Tlou Molekwane

Personal information
- Full name: Lawrence Tlou Molekwane
- Date of birth: 2 February 1989 (age 36)
- Place of birth: Seshego, South Africa
- Position(s): Right back

Youth career
- 0000–2009: Kaizer Chiefs

Senior career*
- Years: Team / Apps / (Gls)
- 2009–2012: Kaizer Chiefs / 10 / (0)
- 2012–2013: Bidvest Wits / 2 / (0)
- 2013–2016: Polokwane City / 27 / (0)
- 2016–2018: Bloemfontein Celtic / 4 / (0)

= Tlou Molekwane =

South African soccer player

Lawrence Tlou Molekwane (born 2 February 1989) is a retired South African football player, who played as right back.

==Club career==
Born in Seshego (Limpopo), Molekwane made his debut for Kaizer Chiefs on 8 August 2009 in a 0–0 draw against Santos in the ABSA Premiership. In April 2012, Molekwane broke his foot in training and missed the remainder of the season.

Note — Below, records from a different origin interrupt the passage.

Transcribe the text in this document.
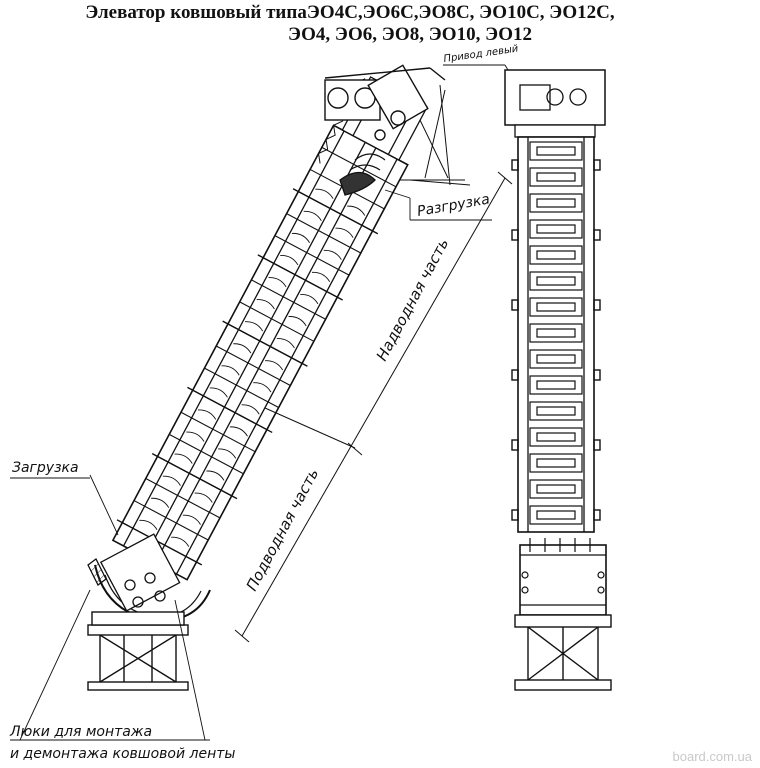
Элеватор ковшовый типаЭО4С,ЭО6С,ЭО8С, ЭО10С, ЭО12С,
ЭО4, ЭО6, ЭО8, ЭО10, ЭО12
Привод левый
Разгрузка
Надводная часть
Загрузка	Подводная часть
Люки для монтажа
и демонтажа ковшовой ленты	board.com.ua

Molekwane moved to Bidvest Wits on a 2-year contract in June 2012. He only made 2 league appearances for the club and was released at the end of the 2012–13 season.

Molekwane joined newly promoted Premier Soccer League team Polokwane City in August 2013.

After two operations without success, Molekwane announced his retirement in August 2019.